Mi sembrava abbastanza attento al mio comportamento, è venuto qui diverse volte, per esempio a vedere il lavoro delle zattere, come si facevano, poi ho fatto un’altra esperienza con Colonetti sull’architettura nel ’92. Ma Sassi credo che “leggesse” molto bene il mio lavoro: più che alla forma guardava alle ragioni per cui io intraprendevo il mio progetto.

– Però era un cittadino legato alla città, tu invece sei legato alla terra, alla campagna, al fiume.
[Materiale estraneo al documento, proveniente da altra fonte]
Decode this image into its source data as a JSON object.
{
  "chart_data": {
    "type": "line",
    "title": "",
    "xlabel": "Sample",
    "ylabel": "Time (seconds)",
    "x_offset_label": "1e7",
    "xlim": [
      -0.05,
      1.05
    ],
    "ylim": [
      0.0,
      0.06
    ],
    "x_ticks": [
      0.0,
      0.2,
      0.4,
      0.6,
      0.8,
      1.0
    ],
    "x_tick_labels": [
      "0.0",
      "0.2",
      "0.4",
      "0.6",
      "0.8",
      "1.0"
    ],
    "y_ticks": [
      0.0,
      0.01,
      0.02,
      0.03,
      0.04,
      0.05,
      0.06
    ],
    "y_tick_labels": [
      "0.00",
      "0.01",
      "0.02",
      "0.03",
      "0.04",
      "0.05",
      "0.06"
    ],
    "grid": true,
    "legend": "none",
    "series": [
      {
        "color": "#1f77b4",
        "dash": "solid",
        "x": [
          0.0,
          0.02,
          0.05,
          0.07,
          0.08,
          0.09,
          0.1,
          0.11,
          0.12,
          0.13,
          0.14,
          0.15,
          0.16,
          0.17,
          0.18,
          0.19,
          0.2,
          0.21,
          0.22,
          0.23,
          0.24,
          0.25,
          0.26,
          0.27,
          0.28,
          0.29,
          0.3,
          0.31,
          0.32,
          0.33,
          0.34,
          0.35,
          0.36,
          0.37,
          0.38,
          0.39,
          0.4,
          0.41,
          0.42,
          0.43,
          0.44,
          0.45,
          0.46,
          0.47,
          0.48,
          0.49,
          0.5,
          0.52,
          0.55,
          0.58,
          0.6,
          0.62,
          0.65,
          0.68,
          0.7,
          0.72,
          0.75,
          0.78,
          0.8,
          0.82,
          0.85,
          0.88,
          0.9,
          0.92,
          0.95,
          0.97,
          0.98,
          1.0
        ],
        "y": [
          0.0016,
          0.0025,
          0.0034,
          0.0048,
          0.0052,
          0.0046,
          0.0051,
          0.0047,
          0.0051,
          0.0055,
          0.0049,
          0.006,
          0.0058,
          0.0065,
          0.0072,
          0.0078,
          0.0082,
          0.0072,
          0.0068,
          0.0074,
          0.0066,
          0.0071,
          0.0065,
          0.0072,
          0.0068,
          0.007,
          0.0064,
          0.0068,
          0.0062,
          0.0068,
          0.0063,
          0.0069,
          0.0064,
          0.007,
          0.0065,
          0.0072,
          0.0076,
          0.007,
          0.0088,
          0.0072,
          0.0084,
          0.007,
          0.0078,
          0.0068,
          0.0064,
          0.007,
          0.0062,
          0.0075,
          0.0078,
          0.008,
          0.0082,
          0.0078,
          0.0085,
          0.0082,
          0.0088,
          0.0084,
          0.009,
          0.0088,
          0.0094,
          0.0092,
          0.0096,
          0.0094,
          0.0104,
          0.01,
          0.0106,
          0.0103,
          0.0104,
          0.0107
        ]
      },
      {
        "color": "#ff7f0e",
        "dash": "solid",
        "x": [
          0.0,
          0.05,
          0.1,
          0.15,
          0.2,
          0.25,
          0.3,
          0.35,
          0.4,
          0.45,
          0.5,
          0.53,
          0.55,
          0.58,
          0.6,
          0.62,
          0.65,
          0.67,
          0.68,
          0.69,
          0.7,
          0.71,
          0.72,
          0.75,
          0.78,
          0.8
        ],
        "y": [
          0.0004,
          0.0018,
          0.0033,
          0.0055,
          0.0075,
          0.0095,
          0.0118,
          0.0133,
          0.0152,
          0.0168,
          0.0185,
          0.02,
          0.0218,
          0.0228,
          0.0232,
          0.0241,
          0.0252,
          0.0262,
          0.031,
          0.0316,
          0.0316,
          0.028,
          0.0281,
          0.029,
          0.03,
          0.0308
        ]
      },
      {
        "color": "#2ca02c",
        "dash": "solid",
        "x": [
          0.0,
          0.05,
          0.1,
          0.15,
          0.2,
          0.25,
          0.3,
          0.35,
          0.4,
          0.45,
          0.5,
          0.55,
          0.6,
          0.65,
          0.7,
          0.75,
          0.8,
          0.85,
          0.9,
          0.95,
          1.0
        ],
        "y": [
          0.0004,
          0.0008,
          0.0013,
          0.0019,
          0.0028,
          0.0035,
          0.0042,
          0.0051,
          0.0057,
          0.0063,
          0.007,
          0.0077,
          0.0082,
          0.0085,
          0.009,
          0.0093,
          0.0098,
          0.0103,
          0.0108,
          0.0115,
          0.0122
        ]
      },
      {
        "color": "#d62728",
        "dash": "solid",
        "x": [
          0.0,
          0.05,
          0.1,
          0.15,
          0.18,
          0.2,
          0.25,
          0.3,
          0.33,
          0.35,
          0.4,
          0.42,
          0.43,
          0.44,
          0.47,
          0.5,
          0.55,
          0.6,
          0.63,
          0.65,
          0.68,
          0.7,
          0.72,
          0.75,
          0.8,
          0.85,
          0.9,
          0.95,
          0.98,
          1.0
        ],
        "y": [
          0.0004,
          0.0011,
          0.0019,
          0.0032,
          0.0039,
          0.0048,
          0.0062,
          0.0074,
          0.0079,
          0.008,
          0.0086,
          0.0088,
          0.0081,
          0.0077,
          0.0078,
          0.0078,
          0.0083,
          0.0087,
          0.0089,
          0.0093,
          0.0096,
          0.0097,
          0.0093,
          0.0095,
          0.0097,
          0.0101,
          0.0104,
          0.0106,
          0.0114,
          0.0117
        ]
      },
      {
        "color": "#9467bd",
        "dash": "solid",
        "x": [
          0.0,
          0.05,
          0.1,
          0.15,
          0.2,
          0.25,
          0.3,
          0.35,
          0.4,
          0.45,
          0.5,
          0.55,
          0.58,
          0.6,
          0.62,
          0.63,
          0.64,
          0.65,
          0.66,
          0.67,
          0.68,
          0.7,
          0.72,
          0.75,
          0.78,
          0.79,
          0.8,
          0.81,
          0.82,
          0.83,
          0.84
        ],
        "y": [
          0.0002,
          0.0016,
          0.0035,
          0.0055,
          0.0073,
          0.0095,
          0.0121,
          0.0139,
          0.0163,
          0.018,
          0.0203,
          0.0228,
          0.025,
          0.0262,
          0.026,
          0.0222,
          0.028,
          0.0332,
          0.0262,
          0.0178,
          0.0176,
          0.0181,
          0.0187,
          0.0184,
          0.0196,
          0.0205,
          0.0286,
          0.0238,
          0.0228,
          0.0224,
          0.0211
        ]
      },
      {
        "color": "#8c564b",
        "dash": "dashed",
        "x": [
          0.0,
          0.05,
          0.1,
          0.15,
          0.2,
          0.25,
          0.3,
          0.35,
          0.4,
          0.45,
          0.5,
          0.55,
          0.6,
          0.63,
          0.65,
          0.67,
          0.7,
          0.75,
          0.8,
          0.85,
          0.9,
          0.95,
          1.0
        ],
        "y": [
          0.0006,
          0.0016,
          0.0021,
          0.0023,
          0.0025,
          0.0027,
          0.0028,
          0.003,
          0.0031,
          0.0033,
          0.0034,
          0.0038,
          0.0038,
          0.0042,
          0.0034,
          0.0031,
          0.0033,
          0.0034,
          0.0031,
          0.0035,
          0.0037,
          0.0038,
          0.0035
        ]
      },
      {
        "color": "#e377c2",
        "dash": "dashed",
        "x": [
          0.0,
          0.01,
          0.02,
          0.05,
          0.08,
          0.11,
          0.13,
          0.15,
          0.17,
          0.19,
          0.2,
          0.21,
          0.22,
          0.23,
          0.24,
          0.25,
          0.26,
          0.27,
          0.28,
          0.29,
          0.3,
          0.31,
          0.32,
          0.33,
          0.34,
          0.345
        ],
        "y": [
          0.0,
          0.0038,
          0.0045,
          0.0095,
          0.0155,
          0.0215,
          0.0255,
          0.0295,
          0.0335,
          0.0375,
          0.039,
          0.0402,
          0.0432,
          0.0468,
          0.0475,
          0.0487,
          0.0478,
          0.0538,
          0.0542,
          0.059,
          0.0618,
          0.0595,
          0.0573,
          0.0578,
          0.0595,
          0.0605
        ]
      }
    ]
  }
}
Come metteva insieme la sua e la tua natura?
Non so come, ma lui attraverso le mie opere sentiva molto la natura. Mi fai ricordare… sì, lui era il cittadino che arrivava dalla città col vestito bello e si sedeva sui tronchi sporchi. Era un atteggiamento noncurante, ma di partecipazione. Ti accorgevi di questo sforzo che faceva per entrare in un altro meccanismo, ma si vedeva che apprezzava il bello di questo meccanismo.

– Credi che nel tuo lavoro gli interessassero le motivazioni, l’idea di fondo o il principio della crescita e del movimento?
C’era l’antropologo reale, il gioco dell’antropologia. Credo che sia questa la riflessione da fare.

– La difficoltà, infatti, di ricordare Sassi oggi è che lui non ha fatto un’opera, anche se ha realizzato riviste belle e importanti, manifestazioni e ha unito poeti e artisti diversissimi.
Attenzione lui era l’inventore delle cose, cosa che vale secondo me più del prestatore d’opera. Si può dire che lui addirittura ha “usato” gli artisti come prestatori d’opera, cioè il regista era lui, questo è il meccanismo. Non è affatto vero che gli artisti hanno fatto crescere lui, no, no: è lui che ha fatto crescere gli artisti. Gli artisti si sono posti nei confronti di Sassi come prestatori d’opera. Infatti io ritengo che le cose che io ho fatto con Sassi erano richieste di prestazioni d’opera, però le idee di che cosa si doveva fare erano sempre date da lui.

– Questo concetto è nuovo, farlo capire non è facile.
Tutte le persone che riuscirete ad intervistare dovranno parlare, come ho fatto io, di Sassi regista e art director, senza difendere se stessi, come tendono spesso a fare gli artisti; mettendo, invece, l’accento su che cosa ha significato quell’evento, quell’opera fatta all’interno di una manifestazione in un percorso artistico generale e in quel momento.